Rookie goalie Braden Holtby nearly shut out the Bruins and anything can happen in Game 2 on Saturday.
Yep, he's still the same Tim Thomas from last year's playoffs. Stopping all 17 shots he faced, the Michigan native proved that he lost little if any portion if his game from this time a year ago.
He is ready to lead the Bruins on another potential run deep into May, or even June.
We'll see if his performance on Saturday holds more of the same.
Yes, Boston showed plenty of grit throughout the entire game on Thursday night. But their offensive prowess was lacking.
That grit didn't translate to the scoreboard for over an hour of hockey.
While the Bruins didn't necessarily play badly, save for a stretch in the third period when Washington had plenty of chances, they didn't have the offensive prowess that was shown throughout much of last spring.
Although Braden Holtby played exceptionally well and made saves that he had no business making, the Bruins should have hung several more goals on the Capitals.
The fact that they didn't should be a red flag to Boston coach Claude Julien.
While he didn't exactly pull a Patrick Roy-esque performance, Holtby stopped 29 of 30 shots he faced in his first Stanley Cup Playoff game.
Stopping shots that a lackadaisical Washington back-checking unit allowed him to face, Holtby showed that he just may not be a problem in goal as many pundits said he would.
Chris Kelly's goal in overtime was not fluke-y and the Bruins deserve credit for being the first team not to blink. But none of the blame for this loss can be put on the Washington netminder.
Over the past several seasons, much of the postseason griping in Washington has been directed at the play of talented but underachieving defenseman Mike Green.
On Thursday, he proved that he deserves every bit of that criticism.
Several Capitals' chances were squandered when he fired several shots from the slot well wide of the net. Those kind of moves worked in 2009, but not in 2012.
Green has copious amounts of talent, but he is nothing more than a burden on the Washington blue line and should not be in DC after this season. His on-ice behavior has seriously lowered the chance for the Caps to win the Stanley Cup in the past few seasons.
If the Calgary native continues to play on Saturday like he did on Thursday, he would be better off as a healthy scratch.
In that scenario, why shouldn't Capitals coach Dale Hunter give Dmitri Orlov a shot?
True, it wasn't a win for the Capitals on Thursday.
But for those that "Rock the Red," all hope is not lost. While Washington allowed almost twice as many shots as they took, they took advantage of the chances that they had in front of the net. Several near misses should provide a reason to be optimistic about the potential of this Caps team to beat the defending champions.
As long as Braden Holtby's confidence is not shaken too much, and Washington's defense shapes up, they should be in good shape to make a great game of it on Saturday, which leads us to the most important thing we learned on Thursday...

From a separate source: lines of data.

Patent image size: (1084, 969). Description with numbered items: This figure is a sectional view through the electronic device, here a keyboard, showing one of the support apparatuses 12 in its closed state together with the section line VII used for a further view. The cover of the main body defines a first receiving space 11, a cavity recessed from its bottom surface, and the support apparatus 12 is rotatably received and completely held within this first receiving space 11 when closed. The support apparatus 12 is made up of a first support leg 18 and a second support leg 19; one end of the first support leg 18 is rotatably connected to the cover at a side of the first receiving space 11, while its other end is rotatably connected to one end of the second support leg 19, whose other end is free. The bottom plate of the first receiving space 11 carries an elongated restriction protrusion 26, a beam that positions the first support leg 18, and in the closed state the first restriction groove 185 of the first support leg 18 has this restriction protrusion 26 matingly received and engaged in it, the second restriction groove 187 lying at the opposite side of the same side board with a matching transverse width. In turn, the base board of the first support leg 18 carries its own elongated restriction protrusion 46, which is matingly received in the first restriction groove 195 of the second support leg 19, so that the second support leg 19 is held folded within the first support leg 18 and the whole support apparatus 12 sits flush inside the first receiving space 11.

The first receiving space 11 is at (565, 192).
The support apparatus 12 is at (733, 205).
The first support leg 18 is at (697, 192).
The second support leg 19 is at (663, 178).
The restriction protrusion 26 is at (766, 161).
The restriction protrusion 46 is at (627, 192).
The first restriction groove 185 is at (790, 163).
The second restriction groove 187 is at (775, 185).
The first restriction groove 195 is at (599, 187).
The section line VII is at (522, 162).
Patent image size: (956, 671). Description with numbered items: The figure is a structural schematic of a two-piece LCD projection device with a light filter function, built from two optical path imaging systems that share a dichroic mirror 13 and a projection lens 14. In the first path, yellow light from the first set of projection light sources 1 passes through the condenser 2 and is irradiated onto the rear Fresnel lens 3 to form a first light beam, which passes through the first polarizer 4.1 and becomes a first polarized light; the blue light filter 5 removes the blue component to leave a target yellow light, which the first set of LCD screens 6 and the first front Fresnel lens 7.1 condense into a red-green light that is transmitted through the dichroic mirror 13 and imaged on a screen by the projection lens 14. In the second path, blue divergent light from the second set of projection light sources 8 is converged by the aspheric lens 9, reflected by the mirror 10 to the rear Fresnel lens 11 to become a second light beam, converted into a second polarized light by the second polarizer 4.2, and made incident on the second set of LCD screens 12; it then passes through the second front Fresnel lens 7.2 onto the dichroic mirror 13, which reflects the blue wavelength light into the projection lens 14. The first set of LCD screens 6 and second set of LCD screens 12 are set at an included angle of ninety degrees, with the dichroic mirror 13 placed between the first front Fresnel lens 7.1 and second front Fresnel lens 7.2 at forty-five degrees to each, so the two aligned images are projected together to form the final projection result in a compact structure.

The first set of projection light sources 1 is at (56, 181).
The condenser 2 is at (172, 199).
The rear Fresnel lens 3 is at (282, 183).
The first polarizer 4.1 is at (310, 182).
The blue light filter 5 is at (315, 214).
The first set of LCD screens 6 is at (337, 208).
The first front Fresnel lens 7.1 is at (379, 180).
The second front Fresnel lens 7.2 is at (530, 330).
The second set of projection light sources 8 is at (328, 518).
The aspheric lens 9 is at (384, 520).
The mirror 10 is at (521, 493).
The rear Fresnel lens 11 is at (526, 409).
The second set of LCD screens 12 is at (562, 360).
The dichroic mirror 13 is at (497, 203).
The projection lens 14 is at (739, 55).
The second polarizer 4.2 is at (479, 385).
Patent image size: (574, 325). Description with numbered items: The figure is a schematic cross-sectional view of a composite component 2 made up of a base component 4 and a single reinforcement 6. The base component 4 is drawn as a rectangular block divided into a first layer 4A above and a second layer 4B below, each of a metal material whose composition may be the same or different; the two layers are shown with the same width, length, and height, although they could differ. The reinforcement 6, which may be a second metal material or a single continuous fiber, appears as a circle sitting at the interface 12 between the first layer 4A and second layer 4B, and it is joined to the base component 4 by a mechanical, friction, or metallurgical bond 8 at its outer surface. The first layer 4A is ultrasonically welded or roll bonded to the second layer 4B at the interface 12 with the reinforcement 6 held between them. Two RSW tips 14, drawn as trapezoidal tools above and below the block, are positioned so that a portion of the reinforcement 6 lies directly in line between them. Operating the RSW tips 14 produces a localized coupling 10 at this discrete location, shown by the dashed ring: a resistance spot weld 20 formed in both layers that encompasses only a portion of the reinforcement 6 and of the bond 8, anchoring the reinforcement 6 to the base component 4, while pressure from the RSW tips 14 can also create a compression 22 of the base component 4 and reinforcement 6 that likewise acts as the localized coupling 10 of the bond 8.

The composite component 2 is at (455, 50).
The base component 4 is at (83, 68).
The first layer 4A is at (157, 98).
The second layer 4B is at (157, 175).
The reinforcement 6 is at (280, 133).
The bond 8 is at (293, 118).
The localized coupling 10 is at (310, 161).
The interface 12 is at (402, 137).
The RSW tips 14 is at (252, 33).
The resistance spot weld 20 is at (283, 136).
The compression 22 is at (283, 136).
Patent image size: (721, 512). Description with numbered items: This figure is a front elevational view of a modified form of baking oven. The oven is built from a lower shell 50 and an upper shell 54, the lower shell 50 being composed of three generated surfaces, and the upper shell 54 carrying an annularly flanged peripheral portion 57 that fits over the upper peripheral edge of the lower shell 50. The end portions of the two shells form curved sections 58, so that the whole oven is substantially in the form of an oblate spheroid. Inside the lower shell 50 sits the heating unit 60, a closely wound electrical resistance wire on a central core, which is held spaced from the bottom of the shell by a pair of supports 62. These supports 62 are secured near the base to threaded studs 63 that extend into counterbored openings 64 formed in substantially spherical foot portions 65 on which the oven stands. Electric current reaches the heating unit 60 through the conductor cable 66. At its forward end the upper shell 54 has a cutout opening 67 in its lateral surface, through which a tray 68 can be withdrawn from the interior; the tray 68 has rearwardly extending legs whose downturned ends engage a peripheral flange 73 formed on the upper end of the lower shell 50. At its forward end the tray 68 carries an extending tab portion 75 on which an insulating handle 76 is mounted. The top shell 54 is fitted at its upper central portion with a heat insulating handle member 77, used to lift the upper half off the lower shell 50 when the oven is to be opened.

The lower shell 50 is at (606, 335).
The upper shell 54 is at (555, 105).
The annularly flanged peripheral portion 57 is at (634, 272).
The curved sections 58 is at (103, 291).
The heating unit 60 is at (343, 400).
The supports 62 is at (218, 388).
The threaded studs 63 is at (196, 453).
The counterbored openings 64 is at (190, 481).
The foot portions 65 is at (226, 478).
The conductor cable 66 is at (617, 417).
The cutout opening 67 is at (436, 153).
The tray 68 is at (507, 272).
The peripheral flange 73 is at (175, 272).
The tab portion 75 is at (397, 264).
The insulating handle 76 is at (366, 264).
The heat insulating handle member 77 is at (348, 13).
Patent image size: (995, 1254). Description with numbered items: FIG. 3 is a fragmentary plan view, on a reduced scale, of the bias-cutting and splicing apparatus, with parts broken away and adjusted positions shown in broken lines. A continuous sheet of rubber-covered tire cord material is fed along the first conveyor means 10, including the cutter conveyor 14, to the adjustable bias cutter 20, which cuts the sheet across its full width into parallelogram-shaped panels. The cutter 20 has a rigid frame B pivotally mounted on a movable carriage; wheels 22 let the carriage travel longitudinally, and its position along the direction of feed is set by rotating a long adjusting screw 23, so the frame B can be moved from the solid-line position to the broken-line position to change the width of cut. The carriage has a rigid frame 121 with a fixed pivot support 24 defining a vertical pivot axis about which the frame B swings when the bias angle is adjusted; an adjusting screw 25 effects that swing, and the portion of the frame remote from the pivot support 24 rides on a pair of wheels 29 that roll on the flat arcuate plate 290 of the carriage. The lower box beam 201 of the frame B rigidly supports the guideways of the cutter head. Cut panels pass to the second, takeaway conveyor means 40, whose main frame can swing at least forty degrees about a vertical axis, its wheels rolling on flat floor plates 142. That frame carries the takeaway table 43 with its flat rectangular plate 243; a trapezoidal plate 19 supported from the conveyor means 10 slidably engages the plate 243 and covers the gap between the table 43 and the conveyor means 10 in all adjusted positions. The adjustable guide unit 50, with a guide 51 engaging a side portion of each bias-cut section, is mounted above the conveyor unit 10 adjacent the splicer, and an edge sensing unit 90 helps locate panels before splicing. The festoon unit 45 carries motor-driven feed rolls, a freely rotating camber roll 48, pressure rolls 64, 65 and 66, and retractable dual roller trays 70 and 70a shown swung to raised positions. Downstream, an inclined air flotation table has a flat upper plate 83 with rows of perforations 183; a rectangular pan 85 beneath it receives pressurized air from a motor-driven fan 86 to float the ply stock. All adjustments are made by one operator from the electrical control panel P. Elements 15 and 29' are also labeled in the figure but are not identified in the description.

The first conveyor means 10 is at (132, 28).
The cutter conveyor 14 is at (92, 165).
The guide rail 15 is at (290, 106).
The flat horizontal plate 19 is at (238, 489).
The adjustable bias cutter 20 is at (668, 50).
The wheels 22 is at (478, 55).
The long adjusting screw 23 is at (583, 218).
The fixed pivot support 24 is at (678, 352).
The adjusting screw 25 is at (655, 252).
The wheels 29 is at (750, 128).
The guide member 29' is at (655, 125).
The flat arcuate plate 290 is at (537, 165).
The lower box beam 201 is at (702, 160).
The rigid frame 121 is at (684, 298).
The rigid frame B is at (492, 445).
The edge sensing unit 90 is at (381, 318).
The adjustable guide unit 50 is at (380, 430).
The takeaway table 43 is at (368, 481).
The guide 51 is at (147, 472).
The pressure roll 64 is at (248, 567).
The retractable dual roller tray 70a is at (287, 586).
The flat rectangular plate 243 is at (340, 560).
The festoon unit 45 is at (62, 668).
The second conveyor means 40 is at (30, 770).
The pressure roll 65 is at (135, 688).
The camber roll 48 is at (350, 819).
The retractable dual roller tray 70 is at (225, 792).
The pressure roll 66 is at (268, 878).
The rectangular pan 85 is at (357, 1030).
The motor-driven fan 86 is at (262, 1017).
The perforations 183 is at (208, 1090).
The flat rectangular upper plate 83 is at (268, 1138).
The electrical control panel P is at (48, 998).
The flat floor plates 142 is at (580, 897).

If nothing else, this game showed that it will not be over in five games like some are predicting.
The entire game was a war of attrition and it took overtime to decide the outcome. This means that with a win on Saturday, each team's prospects of advancing will be drastically improved.
If the Bruins win, then Washington will have to win four of the next five. That's certainly not impossible, as they have done that before, but it's not very likely.
If the Capitals win, however, they'll be going back to Washington with the series dead even. That plays right into their favor and if this series becomes a best-of-five, then anything can happen.
Simply put, the Bruins need a win to give themselves significant breathing room, and the Capitals need a win to give themselves a legitimate chance at winning the series.